Secret modelling into just how many Australians would be affected by a proposed superannuation tax change has been ordered to be handed over.
The government has been given a week to hand over the Treasury forecasts or risk being in contempt of the Senate.
Last week, Treasurer Jim Chalmers announced plans to double the tax rate on superannuation balances over $3m from 15 to 30 per cent.
He described it as a modest change that would only impact 80,000 people, or 0.5 per cent of the population.
But he did not provide modelling on how many people in future years would be drawn into the higher tax rate, given the $3m threshold would not be indexed.
The Senate agreed to the order on late Wednesday afternoon. Picture: NCA NewsWire / Gary Ramage
On Monday, the government revealed the Treasury had forecast that one in 10 people retiring in 30 years time would have a superannuation balance above $3m.
The Senate order, agreed to on Wednesday afternoon 40-17, would require the government to hand over both sets of modelling.
The Coalition and the Greens voted in favour of the motion, alongside One Nation, the Jacqui Lambie Network and independent David Pocock.
Labor senators voted against the order. United Australia Party senator Ralph Babet did not vote.
If the government fails to table the modelling, the minister representing the Treasurer, Katy Gallagher, would be required to provide an explanation.
NCA NewsWire has contacted the Treasurer’s office for comment.
Peter Dutton has slammed the government for breaking an election promise. Picture: NCA NewsWire / Nikki Short
It comes as Opposition Leader Peter Dutton ramped up his attack on Prime Minister Anthony Albanese, accusing him of “lying through his teeth” and reheating policies from Labor’s 2019 election defeat.

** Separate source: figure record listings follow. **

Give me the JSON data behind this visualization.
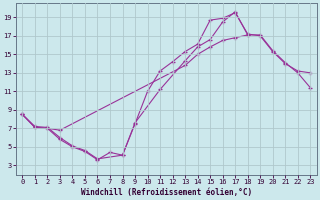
{
  "xlabel": "Windchill (Refroidissement éolien,°C)",
  "background_color": "#cce8ec",
  "grid_color": "#b0c8cc",
  "line_color": "#993399",
  "xlim": [
    -0.5,
    23.5
  ],
  "ylim": [
    2,
    20.5
  ],
  "xticks": [
    0,
    1,
    2,
    3,
    4,
    5,
    6,
    7,
    8,
    9,
    10,
    11,
    12,
    13,
    14,
    15,
    16,
    17,
    18,
    19,
    20,
    21,
    22,
    23
  ],
  "yticks": [
    3,
    5,
    7,
    9,
    11,
    13,
    15,
    17,
    19
  ],
  "line1_x": [
    0,
    1,
    2,
    3,
    4,
    5,
    6,
    8,
    9,
    11,
    13,
    14,
    15,
    16,
    17,
    18
  ],
  "line1_y": [
    8.5,
    7.2,
    7.1,
    6.0,
    5.1,
    4.6,
    3.7,
    4.1,
    7.6,
    11.2,
    14.3,
    15.8,
    16.6,
    18.5,
    19.6,
    17.1
  ],
  "line2_x": [
    0,
    1,
    2,
    3,
    4,
    5,
    6,
    7,
    8,
    9,
    10,
    11,
    12,
    13,
    14,
    15,
    16,
    17,
    18,
    19,
    20,
    21,
    22,
    23
  ],
  "line2_y": [
    8.5,
    7.1,
    7.0,
    5.8,
    5.0,
    4.5,
    3.6,
    4.4,
    4.1,
    7.5,
    11.0,
    13.2,
    14.2,
    15.3,
    16.1,
    18.7,
    18.9,
    19.5,
    17.2,
    17.0,
    15.3,
    14.0,
    13.2,
    13.0
  ],
  "line3_x": [
    0,
    1,
    2,
    3,
    13,
    14,
    15,
    16,
    17,
    18,
    19,
    20,
    21,
    22,
    23
  ],
  "line3_y": [
    8.5,
    7.1,
    7.0,
    6.8,
    13.8,
    15.0,
    15.8,
    16.5,
    16.8,
    17.1,
    17.1,
    15.4,
    14.1,
    13.0,
    11.4
  ]
}
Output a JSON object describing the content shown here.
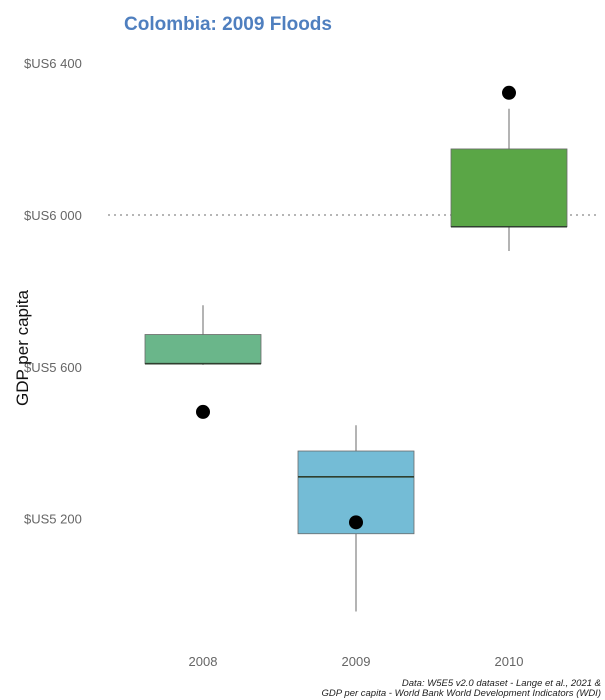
{
  "chart_data": {
    "type": "box",
    "title": "Colombia: 2009 Floods",
    "ylabel": "GDP per capita",
    "xlabel": "",
    "ylim": [
      4880,
      6440
    ],
    "yticks": [
      {
        "value": 5200,
        "label": "$US5 200"
      },
      {
        "value": 5600,
        "label": "$US5 600"
      },
      {
        "value": 6000,
        "label": "$US6 000"
      },
      {
        "value": 6400,
        "label": "$US6 400"
      }
    ],
    "reference_line": {
      "value": 6000,
      "style": "dotted"
    },
    "categories": [
      "2008",
      "2009",
      "2010"
    ],
    "boxes": [
      {
        "category": "2008",
        "whisker_low": 5605,
        "q1": 5608,
        "median": 5608,
        "q3": 5685,
        "whisker_high": 5762,
        "point": 5481,
        "color": "#6ab68a"
      },
      {
        "category": "2009",
        "whisker_low": 4955,
        "q1": 5160,
        "median": 5310,
        "q3": 5378,
        "whisker_high": 5446,
        "point": 5190,
        "color": "#74bcd6"
      },
      {
        "category": "2010",
        "whisker_low": 5905,
        "q1": 5969,
        "median": 5969,
        "q3": 6174,
        "whisker_high": 6280,
        "point": 6322,
        "color": "#5aa646"
      }
    ],
    "grid": false
  },
  "caption": {
    "line1": "Data: W5E5 v2.0 dataset - Lange et al., 2021 &",
    "line2": "GDP per capita - World Bank World Development Indicators (WDI)"
  }
}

“People now are seeing the agenda that basically (Bill) Shorten had, that they voted against in 2019, Albanese’s now rolling out,” he told 2GB.
“It is socialism. If your desire is to take money off people who have worked hard, sacrificed, put a bit aside for themselves and their kids – particularly for their retirement … if your view is ‘well they’ve done too well, we’re going to take it off them’, well that is wealth redistribution.
“They don’t realise how many younger people are affected.”